Needing to deal with my past and all the abuse and just how toxic my family members are, led to mutual estrangement because my family hate anything being discussed and exposed, so the estrangement is not actually in my control, it is their choice due to their inability to deal with truth and reality.
Where this article talks about a mother’s pain being estranged from her adult child…….this will also apply to the adult child who has been estranged from toxic family.
http://www.psychologytoday.com/blog/family-conflict/201410/you-re-dead-me-why-estrangement-hurts-so-much-0
“You’re Dead To Me,” Why Estrangement Hurts So Much
During the early stages of researching family estrangement I received a phone call from a woman named Cathy*. She didn’t want to be a part of my research. She needed to tell me something. I didn’t realise how important or memorable it would be until I interviewed more and more people and the same theme emerged.

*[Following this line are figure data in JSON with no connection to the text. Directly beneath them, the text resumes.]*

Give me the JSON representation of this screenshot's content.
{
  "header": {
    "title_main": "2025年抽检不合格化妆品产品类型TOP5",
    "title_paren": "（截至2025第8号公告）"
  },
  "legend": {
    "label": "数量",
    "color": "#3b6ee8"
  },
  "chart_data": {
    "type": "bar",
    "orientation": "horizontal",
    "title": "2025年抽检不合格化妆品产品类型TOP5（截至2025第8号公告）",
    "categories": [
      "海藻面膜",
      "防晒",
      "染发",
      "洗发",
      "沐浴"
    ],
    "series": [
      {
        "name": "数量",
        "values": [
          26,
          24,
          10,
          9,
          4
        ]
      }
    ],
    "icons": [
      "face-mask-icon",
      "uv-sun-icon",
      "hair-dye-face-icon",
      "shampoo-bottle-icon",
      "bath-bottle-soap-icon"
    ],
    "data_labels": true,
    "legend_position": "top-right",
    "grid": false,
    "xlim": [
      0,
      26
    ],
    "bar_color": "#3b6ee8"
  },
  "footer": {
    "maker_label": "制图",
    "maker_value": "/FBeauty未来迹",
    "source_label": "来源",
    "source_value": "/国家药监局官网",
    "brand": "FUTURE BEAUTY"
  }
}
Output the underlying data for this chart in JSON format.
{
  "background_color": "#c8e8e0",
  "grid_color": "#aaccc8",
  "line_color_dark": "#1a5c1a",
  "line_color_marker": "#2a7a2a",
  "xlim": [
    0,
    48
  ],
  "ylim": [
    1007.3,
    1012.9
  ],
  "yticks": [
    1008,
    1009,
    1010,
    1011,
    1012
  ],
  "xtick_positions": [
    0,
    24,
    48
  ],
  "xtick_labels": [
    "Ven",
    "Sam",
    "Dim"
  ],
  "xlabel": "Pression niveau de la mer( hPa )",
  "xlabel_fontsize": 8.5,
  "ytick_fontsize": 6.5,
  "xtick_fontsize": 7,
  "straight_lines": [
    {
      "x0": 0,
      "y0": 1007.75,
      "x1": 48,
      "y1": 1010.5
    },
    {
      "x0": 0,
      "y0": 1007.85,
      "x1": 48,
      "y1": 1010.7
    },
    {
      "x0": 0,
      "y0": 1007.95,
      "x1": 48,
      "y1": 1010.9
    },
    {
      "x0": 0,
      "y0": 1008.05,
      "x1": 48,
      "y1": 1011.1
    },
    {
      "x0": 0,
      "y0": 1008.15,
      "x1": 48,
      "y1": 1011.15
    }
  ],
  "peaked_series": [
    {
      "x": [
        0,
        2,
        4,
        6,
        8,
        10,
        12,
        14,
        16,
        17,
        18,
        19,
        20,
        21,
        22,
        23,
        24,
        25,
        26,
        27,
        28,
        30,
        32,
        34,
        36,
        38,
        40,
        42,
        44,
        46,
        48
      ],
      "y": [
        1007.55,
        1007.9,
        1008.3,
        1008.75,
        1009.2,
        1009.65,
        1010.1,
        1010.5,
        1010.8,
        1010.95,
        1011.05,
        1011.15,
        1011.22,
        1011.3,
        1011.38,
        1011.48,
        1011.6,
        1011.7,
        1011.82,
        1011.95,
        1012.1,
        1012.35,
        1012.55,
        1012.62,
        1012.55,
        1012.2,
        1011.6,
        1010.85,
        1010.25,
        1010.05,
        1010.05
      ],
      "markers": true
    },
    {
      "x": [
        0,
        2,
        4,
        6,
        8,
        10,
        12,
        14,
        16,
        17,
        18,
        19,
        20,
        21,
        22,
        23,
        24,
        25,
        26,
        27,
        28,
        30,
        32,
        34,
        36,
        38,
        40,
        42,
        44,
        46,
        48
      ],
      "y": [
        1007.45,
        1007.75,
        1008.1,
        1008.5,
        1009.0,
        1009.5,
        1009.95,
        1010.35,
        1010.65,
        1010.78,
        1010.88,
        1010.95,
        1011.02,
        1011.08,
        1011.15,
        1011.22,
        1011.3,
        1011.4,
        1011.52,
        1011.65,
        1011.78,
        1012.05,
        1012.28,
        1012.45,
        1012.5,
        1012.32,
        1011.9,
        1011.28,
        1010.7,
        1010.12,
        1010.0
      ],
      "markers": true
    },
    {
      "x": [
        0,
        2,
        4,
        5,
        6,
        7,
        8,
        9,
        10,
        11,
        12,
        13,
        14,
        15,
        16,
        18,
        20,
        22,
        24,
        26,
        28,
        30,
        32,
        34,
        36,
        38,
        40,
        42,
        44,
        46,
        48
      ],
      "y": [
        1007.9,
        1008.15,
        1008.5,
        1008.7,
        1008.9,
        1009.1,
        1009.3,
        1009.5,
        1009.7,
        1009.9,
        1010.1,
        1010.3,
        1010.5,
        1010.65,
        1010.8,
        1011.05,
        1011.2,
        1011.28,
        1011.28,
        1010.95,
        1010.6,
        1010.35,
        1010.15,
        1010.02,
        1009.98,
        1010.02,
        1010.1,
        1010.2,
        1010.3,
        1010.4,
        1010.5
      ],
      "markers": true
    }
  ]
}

She told me that she was a mother of two children – both were lost to her. One had died from cancer in his teens and the other had estranged in her early 20s. I will never forget her words: “The pain of your child dying is incredible, but losing a child to estrangement is unbearable– it hurts so, so much more”.
(this will equally apply to being in my situation, where it is the adult child who has lost parents, due to estrangement)
When a person is estranged by a family member, they generally experience a range of immediate grief, loss and trauma responses. Bodily responses such as shaking, crying and feeling faint are common, alongside emotional responses such as disbelief, denial and anger. People often ruminate over the estrangement event or the events that led up to the estrangement. Over time, most acute emotions and bodily responses seem to decrease in intensity, and generalised feelings of hurt, betrayal and disappointment might emerge.
Even when the estrangement has continued for years or decades, many people suggest the pain persists or re-occurs at particular times. Triggers such as birthdays, Christmas, Mother’s Day and funerals are difficult. So are sightings of the estranged person, or hearing about them from others. Triggers can sometimes cause a person to re-live and re-experience the initial grief, loss and trauma responses, while other times they can be managed.